Возможно, он потому не понимал Люду, что путь ее жизни не был похож на путь его жизни. Она выросла в сытости и довольстве состоятельной семьи, образование само шло ей в руки. А он, сын многосемейного дьячка-пропойцы, в детстве был попрекаем каждым куском хлеба и проклят родителями, когда, окончив духовную семинарию, не вступил на путь священничества, а выдержал вступительные экзамены на медицинский факультет. Баженов не знал отца Люды, но ему думалось, что он был из тех людей, которые залихватски когда-то в молодости заламывали студенческие фуражки и хором пели «Гаудеамус». Это были «красные», и Баженов сторонился их, не понимал, зачем поступали они на медицинский факультет, если уж так решительно собирались делать революцию. И он не верил ни в их преданность науке, ни в их революционность.
Но от студентов-белоподкладочников он был еще дальше. Толкнуть будто бы нечаянно своим залатанным локтем жирного барчонка и не извиниться и потом слушать его злобное поскуливание — в этом удовольствии он тогда не мог себе отказать. Не вмешиваясь в политическую борьбу своего времени, Аполлинарий Баженов шел своим путем, узкой и трудной тропой науки, не догадываясь, что ему при всей нелюбви к господствующим классам предстоит оказаться на службе у них.
По окончании университета Баженов встретился с профессором Заболотным. Даниил Кириллович происходил из крестьян и поднялся на вершину знания и культуры. Одно это уже внушало к нему уважение и доверие. Заболотный исповедовал святую и наивную веру в то, что наука, и только она, призвана спасти человечество. В соответствии с этим признанием Заболотный ставил перед наукой такие цели, от которых дух захватывало, — и Баженов пошел за ним и рядом с ним. И как удивились бы они в то время, если бы им сказали, что в своей науке они являются революционерами и что их научные цели могут быть полностью осуществлены только в государстве социалистическом.
Революция, социализм… Они, пожалуй, против «этого» ничего не имели, но пусть этим занимаются те, другие, достойные всяческого уважения за свои стойкость и честность, за свое бесстрашие, люди — революционеры. «К нам, людям науки, это не имеет никакого отношения», — так говорили Заболотный и Баженов, хотя по стойкости, честности и бескорыстию, по настойчивости в достижении благородных целей, да и по строгому пониманию своего долга перед народом, из которого они вышли, они сами больше всего походили на революционеров.
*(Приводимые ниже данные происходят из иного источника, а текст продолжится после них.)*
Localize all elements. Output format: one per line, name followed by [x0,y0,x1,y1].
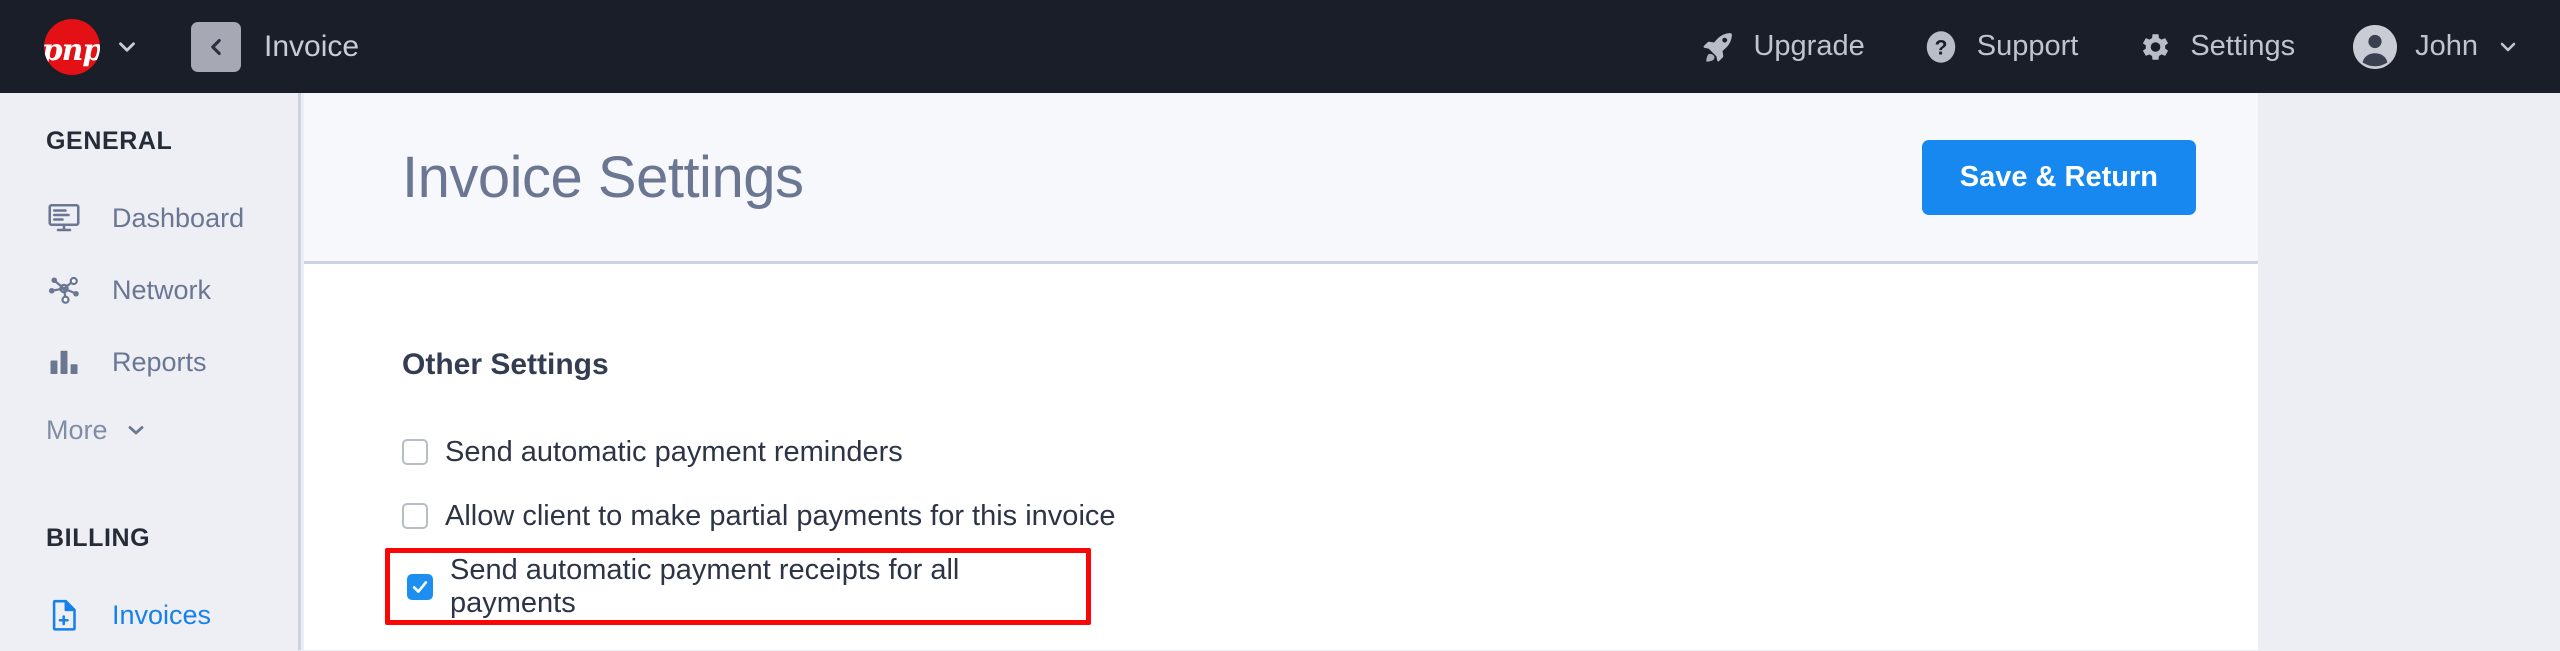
panel-body: Other Settings Send automatic payment re… [304,264,2258,625]
checkbox-row-payment-receipts[interactable]: Send automatic payment receipts for all … [385,548,1091,625]
checkbox-label-payment-receipts: Send automatic payment receipts for all … [450,553,960,619]
invoice-document-icon [46,597,90,633]
nav-item-support[interactable]: ? Support [1923,29,2079,65]
bar-chart-icon [46,344,90,380]
sidebar-item-more[interactable]: More [0,398,298,462]
right-gutter [2258,93,2560,650]
save-and-return-button[interactable]: Save & Return [1921,139,2196,215]
sidebar-item-reports-label: Reports [112,346,207,377]
panel-header: Invoice Settings Save & Return [304,93,2258,264]
top-header-bar: pnp Invoice Upgrade ? Support Settings J… [0,0,2560,93]
chevron-down-icon[interactable] [114,34,140,60]
checkbox-row-payment-reminders[interactable]: Send automatic payment reminders [402,420,2258,484]
nav-item-upgrade[interactable]: Upgrade [1701,30,1865,64]
sidebar-item-invoices-label: Invoices [112,599,212,630]
checkbox-label-partial-payments: Allow client to make partial payments fo… [445,499,1116,532]
pnp-logo[interactable]: pnp [44,18,100,75]
rocket-icon [1701,30,1735,64]
checkbox-label-payment-reminders: Send automatic payment reminders [445,435,903,468]
sidebar-item-dashboard-label: Dashboard [112,202,245,233]
sidebar-item-dashboard[interactable]: Dashboard [0,182,298,254]
main-content-panel: Invoice Settings Save & Return Other Set… [304,93,2258,650]
user-avatar-icon [2353,24,2398,69]
chevron-left-icon [211,38,221,55]
header-nav: Upgrade ? Support Settings John [1701,24,2520,69]
back-button[interactable] [191,21,241,72]
sidebar-item-network[interactable]: Network [0,254,298,326]
checkbox-partial-payments[interactable] [402,503,428,529]
network-nodes-icon [46,272,90,308]
sidebar-item-invoices[interactable]: Invoices [0,579,298,651]
brand-menu[interactable]: pnp [44,18,140,75]
checkbox-payment-reminders[interactable] [402,439,428,465]
checkbox-payment-receipts[interactable] [407,573,433,600]
nav-item-settings-label: Settings [2190,30,2296,62]
nav-item-upgrade-label: Upgrade [1753,30,1865,62]
sidebar: GENERAL Dashboard Network Reports More B… [0,93,301,650]
sidebar-item-network-label: Network [112,274,212,305]
sidebar-item-reports[interactable]: Reports [0,326,298,398]
breadcrumb-label: Invoice [264,29,360,63]
check-icon [412,580,428,593]
sidebar-heading-general: GENERAL [46,127,173,155]
pnp-logo-text: pnp [44,32,100,68]
sidebar-item-more-label: More [46,414,108,445]
user-menu[interactable]: John [2353,24,2520,69]
breadcrumb[interactable]: Invoice [191,21,360,72]
svg-text:?: ? [1934,36,1947,59]
page-title: Invoice Settings [402,144,804,210]
checkbox-row-partial-payments[interactable]: Allow client to make partial payments fo… [402,484,2258,548]
chevron-down-icon[interactable] [124,418,148,442]
sidebar-heading-billing: BILLING [46,524,151,552]
gear-icon [2136,29,2172,65]
chevron-down-icon[interactable] [2496,35,2520,59]
question-circle-icon: ? [1923,29,1959,65]
user-menu-label: John [2415,30,2478,62]
monitor-icon [46,200,90,236]
nav-item-settings[interactable]: Settings [2136,29,2295,65]
section-title-other-settings: Other Settings [402,348,609,381]
nav-item-support-label: Support [1976,30,2079,62]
Они шли узкой и трудной тропой подвигов и, как подобает революционерам, внимательно приглядывались к каждому, кто хотел стать их сподвижником. Так приглядывался Баженов к Люде: «Понимаешь ли ты, какой путь избираешь? Серьезно ли это у тебя?»
Часть вторая
Глава первая
Ранней весной 1914 года в местности севернее Батума в одну темную и бурную ночь, словно бы предназначенную для контрабандистов, маленький парусник вошел в потаенную бухточку среди диких скал. Здесь с большой поспешностью были сгружены шесть основательно запакованных тюков. Старик рыбак Ибрагим Ходжалия со своими двумя сыновьями принял эти тюки у отважных моряков-черноморцев, спрятал их в укромном месте, в пещере неподалеку от побережья. Немало книг, типографского оборудования и оружия прошло через эту пещеру.
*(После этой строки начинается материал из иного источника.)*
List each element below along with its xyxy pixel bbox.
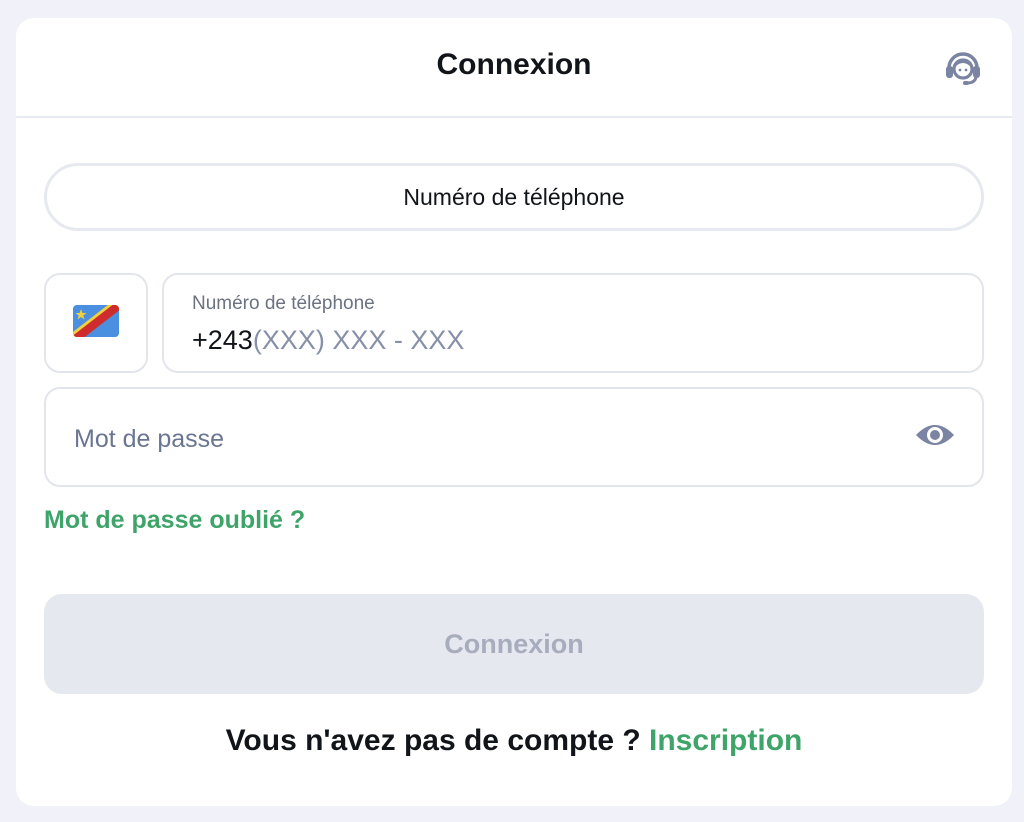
phone-input[interactable]: +243(XXX) XXX - XXX bbox=[192, 325, 464, 356]
toggle-password-visibility-button[interactable] bbox=[914, 419, 956, 455]
login-button[interactable]: Connexion bbox=[44, 594, 984, 694]
password-input[interactable]: Mot de passe bbox=[74, 425, 224, 454]
country-selector[interactable] bbox=[44, 273, 148, 373]
phone-country-code: +243 bbox=[192, 325, 253, 355]
drc-flag-icon bbox=[73, 304, 119, 342]
support-button[interactable] bbox=[942, 48, 984, 90]
header: Connexion bbox=[16, 18, 1012, 118]
signup-prompt: Vous n'avez pas de compte ? Inscription bbox=[16, 724, 1012, 758]
phone-mask-placeholder: (XXX) XXX - XXX bbox=[252, 325, 465, 355]
forgot-password-link[interactable]: Mot de passe oublié ? bbox=[44, 506, 305, 535]
login-card: Connexion Numéro de téléphone Numéro de … bbox=[16, 18, 1012, 806]
phone-number-field[interactable]: Numéro de téléphone +243(XXX) XXX - XXX bbox=[162, 273, 984, 373]
page-title: Connexion bbox=[436, 48, 592, 81]
tab-phone-number-label: Numéro de téléphone bbox=[403, 183, 625, 210]
tab-phone-number[interactable]: Numéro de téléphone bbox=[44, 163, 984, 231]
login-button-label: Connexion bbox=[444, 628, 584, 659]
phone-field-label: Numéro de téléphone bbox=[192, 293, 375, 314]
headset-support-icon bbox=[942, 46, 984, 93]
password-field[interactable]: Mot de passe bbox=[44, 387, 984, 487]
eye-icon bbox=[914, 420, 956, 455]
signup-question: Vous n'avez pas de compte ? bbox=[225, 724, 641, 757]
signup-link[interactable]: Inscription bbox=[649, 724, 802, 757]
Старик Ходжалия, почитаемый в селении за свой тихий нрав, за честность и скромность, давно был важнейшим звеном подпольной партийной почты. К нему приезжали из Тифлиса, а иногда из Баку забрать то, что хранилось в пещере, и каждый такой приезд был праздником для старика. Он расспрашивал о том, что нового в мире, как идет борьба за то дело, которому он служит. На этот раз он тоже ждал посланцев из Тифлиса, Но никто не появлялся. Что делать?
Нужно терпеливо ждать, ведь даже обычная почтовая связь может прерваться — тем более эта, вся сплетенная из самоотвержения и подвигов, связь, держащаяся на людях, за которыми охотится столько врагов…
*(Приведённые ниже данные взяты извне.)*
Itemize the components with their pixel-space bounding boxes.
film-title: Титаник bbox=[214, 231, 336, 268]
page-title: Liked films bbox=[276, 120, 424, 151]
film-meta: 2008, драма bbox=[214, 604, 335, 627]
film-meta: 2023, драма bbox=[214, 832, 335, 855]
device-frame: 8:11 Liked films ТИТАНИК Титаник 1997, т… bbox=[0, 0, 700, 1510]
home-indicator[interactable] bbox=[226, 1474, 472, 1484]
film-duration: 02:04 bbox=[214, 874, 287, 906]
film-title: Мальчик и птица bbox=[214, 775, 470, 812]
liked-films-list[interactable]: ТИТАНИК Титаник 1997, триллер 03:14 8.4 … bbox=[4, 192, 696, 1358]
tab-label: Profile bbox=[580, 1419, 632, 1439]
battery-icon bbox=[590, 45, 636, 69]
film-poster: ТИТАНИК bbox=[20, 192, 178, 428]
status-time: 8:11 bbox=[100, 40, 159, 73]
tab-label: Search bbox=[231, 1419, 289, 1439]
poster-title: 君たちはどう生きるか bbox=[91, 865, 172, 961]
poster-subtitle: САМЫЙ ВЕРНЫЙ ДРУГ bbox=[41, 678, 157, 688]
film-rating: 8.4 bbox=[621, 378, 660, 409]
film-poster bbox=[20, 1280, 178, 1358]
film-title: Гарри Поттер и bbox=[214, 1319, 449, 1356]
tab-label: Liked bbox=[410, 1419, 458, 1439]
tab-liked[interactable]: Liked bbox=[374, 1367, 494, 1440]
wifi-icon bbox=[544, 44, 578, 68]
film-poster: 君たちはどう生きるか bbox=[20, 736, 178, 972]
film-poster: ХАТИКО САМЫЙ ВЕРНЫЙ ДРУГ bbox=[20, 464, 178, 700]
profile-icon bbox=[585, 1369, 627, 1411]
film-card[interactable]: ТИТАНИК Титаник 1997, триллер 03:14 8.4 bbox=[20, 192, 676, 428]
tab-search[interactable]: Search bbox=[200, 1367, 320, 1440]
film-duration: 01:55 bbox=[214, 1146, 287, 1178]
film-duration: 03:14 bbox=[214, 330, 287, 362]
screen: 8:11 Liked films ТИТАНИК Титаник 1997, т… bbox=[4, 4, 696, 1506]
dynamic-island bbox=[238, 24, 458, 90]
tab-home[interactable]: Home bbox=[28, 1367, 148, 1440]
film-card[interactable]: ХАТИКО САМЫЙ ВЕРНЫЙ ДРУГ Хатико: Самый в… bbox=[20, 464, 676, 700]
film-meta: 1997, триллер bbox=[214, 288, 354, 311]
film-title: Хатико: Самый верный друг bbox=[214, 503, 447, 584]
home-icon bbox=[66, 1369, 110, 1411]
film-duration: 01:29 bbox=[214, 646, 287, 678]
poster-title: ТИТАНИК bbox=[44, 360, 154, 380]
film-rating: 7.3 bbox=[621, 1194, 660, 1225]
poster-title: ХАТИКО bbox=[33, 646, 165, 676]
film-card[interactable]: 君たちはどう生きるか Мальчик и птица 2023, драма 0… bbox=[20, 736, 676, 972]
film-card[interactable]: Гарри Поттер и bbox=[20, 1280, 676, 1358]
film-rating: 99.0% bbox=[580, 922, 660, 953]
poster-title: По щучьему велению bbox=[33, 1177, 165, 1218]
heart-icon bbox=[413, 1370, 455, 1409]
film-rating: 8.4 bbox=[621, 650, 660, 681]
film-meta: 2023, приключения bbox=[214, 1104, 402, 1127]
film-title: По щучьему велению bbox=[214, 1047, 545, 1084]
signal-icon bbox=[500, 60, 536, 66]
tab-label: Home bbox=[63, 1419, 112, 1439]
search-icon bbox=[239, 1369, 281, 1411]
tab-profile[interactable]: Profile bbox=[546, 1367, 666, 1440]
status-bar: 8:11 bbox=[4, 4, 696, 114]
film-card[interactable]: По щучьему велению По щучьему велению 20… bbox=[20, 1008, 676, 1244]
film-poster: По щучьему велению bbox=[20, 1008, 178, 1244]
А в Тифлисе произошло именно то, о чем догадывался и чего опасался Ибрагим Ходжалия. Полиция подвергла разгрому подпольный большевистский комитет, недавно восстановленный. Аресты эти произошли в то время, когда среди рабочих Тифлиса шли сборы подписей под протестом против исключения на пятнадцать заседаний членов Государственной думы — социал-демократов. Сбор подписей шел успешно, и местные власти решили эту политическую кампанию парализовать.
И кто знает, сколько времени пролежали бы тюки литературы в прибрежной пещере нераспакованными, если бы в Тифлисе не уцелел от ареста один юноша, недоучившийся студент Александр Елиадзе.
Впоследствии выяснилось, что во избежание провала крупного провокатора полиция вынуждена была ограничиться арестами только некоторых членов комитета и кое-кого намеренно оставила на свободе.